Home Equity Loans

The United States is one of the wealthiest in the word when it comes to household equity. Regardless of the very turbulent housing market during the last few years, it still remains very strong with its base demographics. Also, home equity is one of the most common resources among home-owners that need a significant amount of money, and that could ordinarily not find it anywhere else.

Home equity loans are very common nowadays, with the equity pulled from homes being used as a real substitute for credit. Paying off debt is one of the leading reasons for taking out an equity loan—instead of drowning in a pool of credit card, medical and other debt, using money from a home equity loan can take a large—if not completely wipe-out—chunk out of your debt. Think of all the interest charges you will be spared once you pay-off the credit cards.

The line of credit alternative

One thing to understand is that home equity loans do not come only in one flavor; they can also come in the form of equity lines of credit. The former item, the line of credit, is basically like a credit card; you are evaluated by the bank for a credit limit, and then given special checks or a debit card.

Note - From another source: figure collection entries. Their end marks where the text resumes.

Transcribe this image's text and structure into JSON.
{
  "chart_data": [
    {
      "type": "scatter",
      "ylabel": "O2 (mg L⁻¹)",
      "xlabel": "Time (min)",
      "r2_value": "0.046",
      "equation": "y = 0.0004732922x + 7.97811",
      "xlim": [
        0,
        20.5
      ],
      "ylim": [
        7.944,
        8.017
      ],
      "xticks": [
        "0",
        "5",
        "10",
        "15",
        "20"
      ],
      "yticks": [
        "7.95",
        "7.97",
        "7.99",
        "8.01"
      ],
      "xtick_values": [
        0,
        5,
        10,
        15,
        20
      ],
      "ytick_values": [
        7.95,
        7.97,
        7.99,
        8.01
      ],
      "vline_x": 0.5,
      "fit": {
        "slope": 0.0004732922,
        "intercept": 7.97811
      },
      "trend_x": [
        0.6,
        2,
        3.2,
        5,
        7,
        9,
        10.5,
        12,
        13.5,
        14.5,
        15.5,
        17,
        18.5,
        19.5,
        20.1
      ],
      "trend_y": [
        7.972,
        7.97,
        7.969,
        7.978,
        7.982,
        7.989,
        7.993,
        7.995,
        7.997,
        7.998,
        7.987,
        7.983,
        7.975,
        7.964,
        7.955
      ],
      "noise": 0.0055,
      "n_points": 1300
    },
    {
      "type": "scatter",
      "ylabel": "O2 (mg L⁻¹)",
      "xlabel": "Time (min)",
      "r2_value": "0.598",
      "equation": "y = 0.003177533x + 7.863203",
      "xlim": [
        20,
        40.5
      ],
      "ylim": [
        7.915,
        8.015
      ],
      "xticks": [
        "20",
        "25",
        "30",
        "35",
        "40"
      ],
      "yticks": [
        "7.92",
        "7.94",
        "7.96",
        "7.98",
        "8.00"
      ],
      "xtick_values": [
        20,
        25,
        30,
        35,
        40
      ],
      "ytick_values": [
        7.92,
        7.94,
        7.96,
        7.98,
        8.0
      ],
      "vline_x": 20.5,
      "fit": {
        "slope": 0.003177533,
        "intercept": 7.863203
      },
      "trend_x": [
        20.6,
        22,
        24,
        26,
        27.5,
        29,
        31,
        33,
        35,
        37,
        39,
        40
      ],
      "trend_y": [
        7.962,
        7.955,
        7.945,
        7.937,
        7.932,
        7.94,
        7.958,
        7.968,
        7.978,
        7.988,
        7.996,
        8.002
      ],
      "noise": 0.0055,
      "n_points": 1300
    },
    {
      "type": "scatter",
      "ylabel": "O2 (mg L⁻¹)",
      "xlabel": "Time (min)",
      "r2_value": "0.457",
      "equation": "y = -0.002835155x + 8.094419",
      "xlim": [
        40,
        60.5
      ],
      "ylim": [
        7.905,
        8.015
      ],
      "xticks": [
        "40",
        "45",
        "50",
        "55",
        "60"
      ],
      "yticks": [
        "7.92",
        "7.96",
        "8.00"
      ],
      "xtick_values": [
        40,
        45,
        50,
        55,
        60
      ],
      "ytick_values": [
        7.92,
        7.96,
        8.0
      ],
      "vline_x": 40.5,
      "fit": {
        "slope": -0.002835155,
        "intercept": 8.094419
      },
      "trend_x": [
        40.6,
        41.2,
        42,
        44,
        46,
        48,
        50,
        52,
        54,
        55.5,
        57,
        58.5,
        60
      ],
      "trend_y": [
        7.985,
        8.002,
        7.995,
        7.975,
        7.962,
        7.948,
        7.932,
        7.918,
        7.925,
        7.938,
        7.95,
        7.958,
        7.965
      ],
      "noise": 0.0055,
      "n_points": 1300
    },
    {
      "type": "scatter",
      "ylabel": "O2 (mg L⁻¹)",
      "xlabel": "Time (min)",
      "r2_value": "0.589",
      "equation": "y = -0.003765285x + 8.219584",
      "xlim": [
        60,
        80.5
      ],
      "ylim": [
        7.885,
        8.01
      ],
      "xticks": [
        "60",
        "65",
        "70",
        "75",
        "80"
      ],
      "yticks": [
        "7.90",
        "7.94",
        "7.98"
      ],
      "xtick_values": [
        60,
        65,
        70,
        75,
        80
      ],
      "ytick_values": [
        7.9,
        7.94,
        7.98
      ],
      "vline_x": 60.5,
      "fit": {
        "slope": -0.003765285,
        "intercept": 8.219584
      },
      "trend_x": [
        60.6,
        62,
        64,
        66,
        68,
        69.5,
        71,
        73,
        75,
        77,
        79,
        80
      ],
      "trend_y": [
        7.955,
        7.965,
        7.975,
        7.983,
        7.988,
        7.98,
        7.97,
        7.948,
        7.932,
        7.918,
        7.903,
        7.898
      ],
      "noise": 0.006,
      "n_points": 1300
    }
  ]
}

With the standard home equity loan, a much larger sum is almost always involved—major life purchases are used with these—like tuition costs, complete house renovations, and debt consolidations. They are fixed-term and generally carry a 10-15 year repayment plan.

If you do nothing else, do not let this caveat go unnoticed and unconsidered—a recent statistic showed that thousands of home-owners who had received home equity loans for the fiscal year 2009 went into foreclosure or came close to it. Always opt for the line of credit unless a life-altering or one of the most expensive purchases you will have to make comes upon you, and be careful when getting loans using your home.